Bilgi, bir insanın iç ve dış dinamiklerini etkiler, şekil verir ve duruş kazandırır. Bilgi değişim demektir. Öğrenmek; insanın kendisini görmesini sağlar. Kendimizi görmeyi bilebilirsek bu, dil ve üslûptan tutun da, duruş biçimimize kadar kendimizde beğenmediğimiz durumları görebilme ve tespit edebilme cesareti verir ve daha iyi olma gayreti içine gireriz.

Görmeyen bilemez, bilmeyen anlayamaz

Bilgi güneşi ile insan aynasında kendisini göremeyenler; görmenin ne anlama geldiğini ve görüp te kendisini değiştirirse bunun kendisine ne katacağını keşfedememiş olanlardır. Bir hastanedeyseniz, doktor olanla olmayanı, özgüveni yerinde olanla olmayanı, okuyup kendisini geliştirenle geliştirmeyeni yürüyüşünden, duruşundan ve bakışlarından derhal anlarsınız. Bilgi güçtür. Öğrendiklerimiz zihinden kalbe intikal etmiş, oradan da hayata yansımış ise işte o, duruşu düzeltir. Yüzündeki ifade ve konuşma biçimi ile size güven veren, rahat bir iletişim kurulabilen, oturulup konuşulabilen ve sizi dinleyebilecek bir muhatabınız olduğunu hissettirir. Bu insanı rahatlatır.
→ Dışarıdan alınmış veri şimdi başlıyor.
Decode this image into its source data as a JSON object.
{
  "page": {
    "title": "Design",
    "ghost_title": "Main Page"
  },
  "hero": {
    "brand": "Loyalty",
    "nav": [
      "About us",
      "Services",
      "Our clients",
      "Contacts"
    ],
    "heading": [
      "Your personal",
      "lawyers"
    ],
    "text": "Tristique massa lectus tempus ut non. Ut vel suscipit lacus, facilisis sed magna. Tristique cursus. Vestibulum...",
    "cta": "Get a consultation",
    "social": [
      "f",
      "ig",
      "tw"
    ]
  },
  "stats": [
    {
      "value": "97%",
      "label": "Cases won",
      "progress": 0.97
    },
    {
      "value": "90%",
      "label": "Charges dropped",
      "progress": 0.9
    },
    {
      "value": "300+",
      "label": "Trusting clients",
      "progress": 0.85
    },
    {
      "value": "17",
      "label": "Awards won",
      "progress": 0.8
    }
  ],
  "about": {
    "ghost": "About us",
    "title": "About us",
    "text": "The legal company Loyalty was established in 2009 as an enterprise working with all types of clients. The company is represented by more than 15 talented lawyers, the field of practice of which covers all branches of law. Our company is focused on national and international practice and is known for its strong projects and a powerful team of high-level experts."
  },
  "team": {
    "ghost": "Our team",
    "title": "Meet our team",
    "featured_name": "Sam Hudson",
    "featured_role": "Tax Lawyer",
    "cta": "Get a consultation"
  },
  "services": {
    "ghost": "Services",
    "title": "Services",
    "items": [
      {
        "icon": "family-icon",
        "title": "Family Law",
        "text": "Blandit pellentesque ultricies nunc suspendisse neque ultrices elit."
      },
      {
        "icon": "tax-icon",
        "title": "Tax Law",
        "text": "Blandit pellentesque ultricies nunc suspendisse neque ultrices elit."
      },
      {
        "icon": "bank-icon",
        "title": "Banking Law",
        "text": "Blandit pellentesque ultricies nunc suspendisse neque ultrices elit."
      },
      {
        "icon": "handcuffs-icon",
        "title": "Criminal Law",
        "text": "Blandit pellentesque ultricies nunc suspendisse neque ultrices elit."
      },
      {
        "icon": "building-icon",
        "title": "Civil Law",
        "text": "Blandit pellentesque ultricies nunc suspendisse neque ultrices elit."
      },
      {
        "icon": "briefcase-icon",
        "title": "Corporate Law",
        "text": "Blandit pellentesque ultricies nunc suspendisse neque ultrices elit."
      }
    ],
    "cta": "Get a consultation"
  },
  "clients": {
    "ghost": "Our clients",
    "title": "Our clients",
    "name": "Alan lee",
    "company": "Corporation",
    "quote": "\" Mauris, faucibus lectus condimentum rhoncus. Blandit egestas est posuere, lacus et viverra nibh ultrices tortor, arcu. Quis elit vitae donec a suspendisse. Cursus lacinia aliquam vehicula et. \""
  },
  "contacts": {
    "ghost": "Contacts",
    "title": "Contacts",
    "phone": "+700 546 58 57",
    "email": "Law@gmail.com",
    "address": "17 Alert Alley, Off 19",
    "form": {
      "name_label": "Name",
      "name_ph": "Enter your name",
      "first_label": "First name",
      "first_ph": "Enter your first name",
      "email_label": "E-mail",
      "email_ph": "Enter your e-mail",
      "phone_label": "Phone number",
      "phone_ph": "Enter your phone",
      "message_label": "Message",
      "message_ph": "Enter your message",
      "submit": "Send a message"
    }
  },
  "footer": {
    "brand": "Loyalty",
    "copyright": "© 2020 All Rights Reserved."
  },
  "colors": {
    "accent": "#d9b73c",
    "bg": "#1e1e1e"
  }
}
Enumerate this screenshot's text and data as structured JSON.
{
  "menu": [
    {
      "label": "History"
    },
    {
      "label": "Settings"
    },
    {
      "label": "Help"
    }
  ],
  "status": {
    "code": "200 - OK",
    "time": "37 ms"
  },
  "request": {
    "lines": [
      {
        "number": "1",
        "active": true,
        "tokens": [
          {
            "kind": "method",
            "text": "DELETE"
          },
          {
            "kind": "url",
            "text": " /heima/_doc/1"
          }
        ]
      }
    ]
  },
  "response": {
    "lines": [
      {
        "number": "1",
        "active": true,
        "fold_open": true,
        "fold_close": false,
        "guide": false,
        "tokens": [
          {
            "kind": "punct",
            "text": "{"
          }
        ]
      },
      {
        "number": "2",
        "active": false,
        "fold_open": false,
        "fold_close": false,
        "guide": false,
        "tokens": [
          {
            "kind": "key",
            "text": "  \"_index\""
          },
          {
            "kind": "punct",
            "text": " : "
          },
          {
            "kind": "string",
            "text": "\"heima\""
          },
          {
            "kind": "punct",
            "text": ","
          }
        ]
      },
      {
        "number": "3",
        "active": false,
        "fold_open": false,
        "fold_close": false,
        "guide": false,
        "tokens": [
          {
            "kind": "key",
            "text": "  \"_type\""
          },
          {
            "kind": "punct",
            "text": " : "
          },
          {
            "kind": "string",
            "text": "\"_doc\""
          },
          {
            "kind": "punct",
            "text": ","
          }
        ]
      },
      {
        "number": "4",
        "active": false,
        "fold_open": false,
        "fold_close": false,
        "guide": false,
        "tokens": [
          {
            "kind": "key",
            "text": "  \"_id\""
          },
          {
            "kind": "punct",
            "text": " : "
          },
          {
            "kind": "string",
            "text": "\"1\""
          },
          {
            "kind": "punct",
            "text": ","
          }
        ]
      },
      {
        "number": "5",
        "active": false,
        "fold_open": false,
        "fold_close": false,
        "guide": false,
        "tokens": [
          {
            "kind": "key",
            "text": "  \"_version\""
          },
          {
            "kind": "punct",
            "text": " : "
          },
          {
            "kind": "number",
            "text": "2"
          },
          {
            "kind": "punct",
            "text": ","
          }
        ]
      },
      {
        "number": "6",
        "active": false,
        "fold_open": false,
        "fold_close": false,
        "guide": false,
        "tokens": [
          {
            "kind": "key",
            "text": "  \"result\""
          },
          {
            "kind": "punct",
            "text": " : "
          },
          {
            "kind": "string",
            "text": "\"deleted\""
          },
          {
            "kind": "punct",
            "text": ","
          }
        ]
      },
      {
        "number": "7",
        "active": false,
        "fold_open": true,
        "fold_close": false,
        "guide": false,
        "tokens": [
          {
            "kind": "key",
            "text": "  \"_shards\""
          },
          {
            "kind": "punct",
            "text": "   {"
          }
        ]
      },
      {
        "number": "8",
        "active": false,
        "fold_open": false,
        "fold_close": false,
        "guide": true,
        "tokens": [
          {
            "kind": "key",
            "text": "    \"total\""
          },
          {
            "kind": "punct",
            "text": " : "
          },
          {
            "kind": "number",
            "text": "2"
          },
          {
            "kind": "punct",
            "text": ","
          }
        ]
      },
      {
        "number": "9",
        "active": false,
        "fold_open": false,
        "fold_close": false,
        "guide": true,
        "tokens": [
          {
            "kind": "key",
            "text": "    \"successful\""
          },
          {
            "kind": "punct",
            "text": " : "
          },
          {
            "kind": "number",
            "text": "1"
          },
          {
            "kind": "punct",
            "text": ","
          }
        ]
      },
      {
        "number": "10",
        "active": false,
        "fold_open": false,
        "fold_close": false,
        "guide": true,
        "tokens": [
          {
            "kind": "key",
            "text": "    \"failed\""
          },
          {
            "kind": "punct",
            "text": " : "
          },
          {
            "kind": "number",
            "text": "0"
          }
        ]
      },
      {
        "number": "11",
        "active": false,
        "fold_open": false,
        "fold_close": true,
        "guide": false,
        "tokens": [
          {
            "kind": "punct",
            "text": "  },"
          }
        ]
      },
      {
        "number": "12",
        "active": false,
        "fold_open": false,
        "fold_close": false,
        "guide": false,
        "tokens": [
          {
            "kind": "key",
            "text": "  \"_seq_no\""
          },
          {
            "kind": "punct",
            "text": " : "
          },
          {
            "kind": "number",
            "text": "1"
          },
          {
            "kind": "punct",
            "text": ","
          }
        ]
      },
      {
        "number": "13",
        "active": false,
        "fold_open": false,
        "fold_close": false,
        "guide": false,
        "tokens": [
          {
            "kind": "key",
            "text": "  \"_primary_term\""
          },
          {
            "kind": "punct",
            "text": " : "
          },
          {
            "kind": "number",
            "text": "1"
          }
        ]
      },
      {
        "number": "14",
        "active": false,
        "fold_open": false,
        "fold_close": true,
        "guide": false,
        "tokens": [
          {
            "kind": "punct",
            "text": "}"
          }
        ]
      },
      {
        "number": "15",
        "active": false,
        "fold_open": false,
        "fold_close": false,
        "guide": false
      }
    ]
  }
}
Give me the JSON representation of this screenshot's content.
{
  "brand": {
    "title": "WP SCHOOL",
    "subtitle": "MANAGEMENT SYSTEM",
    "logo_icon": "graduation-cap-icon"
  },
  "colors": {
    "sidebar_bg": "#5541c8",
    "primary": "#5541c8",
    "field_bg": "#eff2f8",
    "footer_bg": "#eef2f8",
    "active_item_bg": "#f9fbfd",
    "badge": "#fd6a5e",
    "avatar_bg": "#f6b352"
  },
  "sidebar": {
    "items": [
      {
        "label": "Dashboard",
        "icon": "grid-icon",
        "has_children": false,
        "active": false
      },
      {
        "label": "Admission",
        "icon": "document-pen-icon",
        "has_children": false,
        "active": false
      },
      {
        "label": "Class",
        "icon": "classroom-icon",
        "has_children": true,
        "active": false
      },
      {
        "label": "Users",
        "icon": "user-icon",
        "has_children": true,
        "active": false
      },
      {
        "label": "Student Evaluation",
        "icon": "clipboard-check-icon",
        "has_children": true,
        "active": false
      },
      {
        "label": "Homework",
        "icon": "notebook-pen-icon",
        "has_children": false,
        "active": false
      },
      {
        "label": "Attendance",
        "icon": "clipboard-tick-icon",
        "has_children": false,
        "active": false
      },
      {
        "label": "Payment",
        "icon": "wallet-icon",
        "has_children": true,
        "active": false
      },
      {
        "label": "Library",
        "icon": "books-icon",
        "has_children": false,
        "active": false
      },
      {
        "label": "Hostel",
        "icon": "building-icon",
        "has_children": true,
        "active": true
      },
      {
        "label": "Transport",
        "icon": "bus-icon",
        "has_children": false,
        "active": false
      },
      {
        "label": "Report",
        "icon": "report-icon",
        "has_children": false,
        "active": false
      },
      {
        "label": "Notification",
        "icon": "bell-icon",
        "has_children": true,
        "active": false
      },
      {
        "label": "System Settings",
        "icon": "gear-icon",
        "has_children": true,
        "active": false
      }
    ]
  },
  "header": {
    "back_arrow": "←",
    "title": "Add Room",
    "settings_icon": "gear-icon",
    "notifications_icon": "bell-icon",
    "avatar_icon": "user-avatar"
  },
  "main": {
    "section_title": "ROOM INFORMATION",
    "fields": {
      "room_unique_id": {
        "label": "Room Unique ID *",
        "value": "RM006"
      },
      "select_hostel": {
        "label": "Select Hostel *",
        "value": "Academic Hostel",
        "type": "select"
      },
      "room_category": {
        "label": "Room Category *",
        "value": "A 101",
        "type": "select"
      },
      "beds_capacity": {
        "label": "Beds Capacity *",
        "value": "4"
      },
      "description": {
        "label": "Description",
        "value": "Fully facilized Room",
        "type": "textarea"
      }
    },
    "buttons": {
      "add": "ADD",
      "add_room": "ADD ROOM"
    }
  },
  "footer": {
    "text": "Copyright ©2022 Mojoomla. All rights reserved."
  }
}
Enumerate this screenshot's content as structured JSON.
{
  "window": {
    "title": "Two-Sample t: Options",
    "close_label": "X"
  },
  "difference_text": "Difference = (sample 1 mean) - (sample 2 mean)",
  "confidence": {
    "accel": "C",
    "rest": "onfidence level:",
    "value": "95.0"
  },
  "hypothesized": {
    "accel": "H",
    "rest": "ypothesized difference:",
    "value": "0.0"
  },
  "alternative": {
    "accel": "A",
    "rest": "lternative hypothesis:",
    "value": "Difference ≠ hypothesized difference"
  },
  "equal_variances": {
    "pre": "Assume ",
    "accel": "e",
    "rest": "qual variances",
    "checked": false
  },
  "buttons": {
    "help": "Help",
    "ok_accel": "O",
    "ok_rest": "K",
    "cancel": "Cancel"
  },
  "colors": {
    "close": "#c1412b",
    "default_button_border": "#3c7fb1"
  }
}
Okumazsak göremeyiz ve el yordamıyla yaşarız

İnsanın öğrenmeyi hayatının merkezine yerleştirmemesi; iç boyutunu cüce bırakması ve kendisine güneş görmüş bitki gibi gümrah bir gelişme fırsatını vermemesi anlamına gelir. Öğünlerimizi nasıl plânlıyorsak, okumalarımızı, düşünme ve konuşma biçimlerimizin düzelmesini de öylece plânlamalıyız. Bugün, benim yürüyüşümü düzeltecek ne okudum? Hangi bilgi beni heyecanlandırdı, eşim ve çocuğumla bu heyecanımı paylaştım mı? Hangi yazarın hangi tespiti bana çok şey kattı? Hangi kitap benim kendimi anlamam ve insan ilişkilerimi daha iyiye doğru ilerletebilmem için bana yol gösterdi? Benim daha iyi bir insan olabileceğimi bana düşündürten, buna inandıran hangi ayet, hangi hadis, hangi dost ve kitaplar edindim? Beni ele geçiren bilgiler, beni şekillendirdi. Ben bugün bu aldığım şekille Allah’ın (c.c) huzuruna varacak olsam, bundan ne kadar razı olur? Önce kendimizin sonra da bu dünyanın bizi güçlü ve doğru bir duruşla görmeye ihtiyacı var. Bu bir sorumluluktur.

Hepimiz birer sanat eseriyiz

Bir düşünür diyor ki, “Kendimi bir ürün gibi düşünür ve yeni tasarılarımlar yaparım. Kendime yeni ne katarsam eskisinden daha iyi ve işlevsel olurum, kendime iyilik yapmak anlamına gelecek neleri eksiltmeli ve neleri artırmalı, kimlere yakın olmalı ve neleri edinmeliyim? Bunları plânlayarak kendimi sürekli güncellerim. Durgun su kirlenir. Hayat ta akıyor, insan durağanlaştıkça kendi özünden kaybeder. Ben güncel olmak, geride kalmayıp ilerlemek ve insanları daha iyi anlayarak hayat kalitemi artırmak isterim. Ben olabileceğim en iyi hale ulaşarak kendimi yüceltmeliyim. Bu dünyaya olan borcumdur” diyor. Biz ise, Rabbimizin (c.c) verdiği en güzel hale ulaşabilmek için borcumuzdur diyoruz.

Kendimizi önümüze alalım ve daha iyi ve daha doğru olabilmek için bir sanatçı gibi tasarımlar yapalım. Bilgi azığımızla, uzun ve en iyi şeklimize ulaşabilmek için Rabbimizin (cc) yardımıyla bir yolculuğa çıkalım ve duruşumuzu düzeltelim. Bilelim ki duruşumuz duruş öğretir.